What makes investors more confident? Forty-three percent of investors who have a written financial plan describe themselves as “highly confident” they will have enough money to maintain their lifestyle in retirement, according to the Wells Fargo Gallup Investor and Retirement Optimism Index for the first quarter of 2017.
The research also suggests that more investors could be unlocking the level of confidence a written plan can provide, as among this group only 40 percent of retirees and just 37 percent of non-retirees have written financial plans.
A written financial plan can take a great deal of guesswork out of planning for your financial future. It can also serve as a foundation to stick with when volatile market conditions might tempt you to veer off course.
Keeping these five considerations in mind will help you and your advisors create your plan.
1. Envision what retirement will be like
Some people want to stop working; others want to keep the sense of fulfillment a job provides by working part time or volunteering. Some want to travel the world; others long to sit on the patio with a good book. Understanding your goals can provide you with a sense of what retirement could cost and how much you need to save to support your desired lifestyle.
“At Wells Fargo Private Bank, we have developed an exercise called ‘discovery cards,’ which provides clients with a framework of common wealth concerns to consider as they develop their goals and objectives,” says Evan Anderson, a Regional Wealth Planning Manager with Wells Fargo Private Bank in Charlotte, North Carolina.
2. Determine your savings time horizon
Only 28 percent of non-retired investors say they have given a lot of thought to the best age to retire, according to the recent Wells Fargo/Gallup survey. But this is a critical component of developing a written financial plan because that number can influence almost all facets of your plan. Do you have 40 years to build your savings or 10? Your timeframe for saving may influence the risk profile you want to take in your portfolio.
Knowing your retirement age can also help you forecast how long your retirement income might need to last. As a baseline, the average investor may require an 80 percent salary replacement rate in retirement, according to projections from Wells Fargo Institutional Retirement and Trust. But that percentage will differ for every investor, given factors like taxes and earnings potential.
3. Gauge current and future finances
How do you know how much money you’ll need in retirement? Calculating your current budget may help you estimate your future income needs. Don’t forget to consider costs that may increase in retirement, such as health care or travel expenses. Depending on how you want to spend your retirement, your expenses may vary from what they are now.
4. Determine how much to save and how to get there
Once you’ve thought about your retirement lifestyle, projected retirement age, and your potential retirement expenses, you can begin to approximate how much you’ll need to save by contrasting your current assets with your future spending needs.
You may want to start by examining your investment strategy. Your written financial plan should touch on the appropriate asset allocation mix to help meet your goals.
“A sound plan will use conservative assumptions to increase the likelihood that you will achieve your goals,” says Anderson. “If the plan ultimately outperforms the assumptions used, this will be a welcome surprise.”
5. Factor in life’s many changes
It’s important to understand that the process doesn’t end when you craft your written financial plan.
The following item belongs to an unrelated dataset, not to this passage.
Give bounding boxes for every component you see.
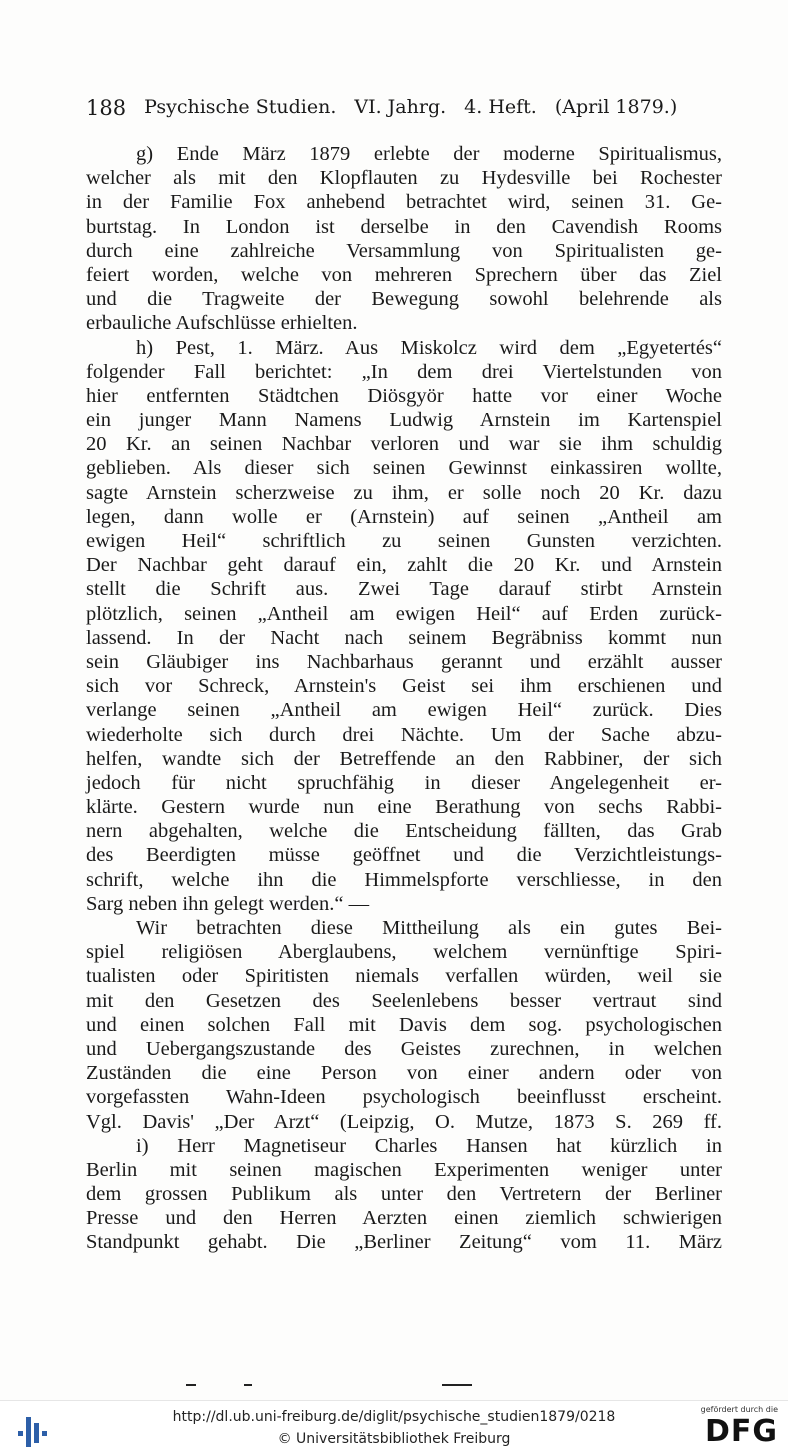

Written financial plans are living, breathing documents that you should update regularly.
“As a best practice, clients should review their plans with their advisor at least annually to help ensure that timely adjustments to the plan are made as needed, especially when any major life events occur,” says Anderson.
That’s because some life changes, like landing a higher-paying job or finishing off a loan payment, may allow you to save more down the road. Other life changes may impact your spending patterns or give you a goal to save toward.
“With the financial confidence given by a written plan,” Anderson says, “clients can focus on the things that they are most passionate about in their lives.”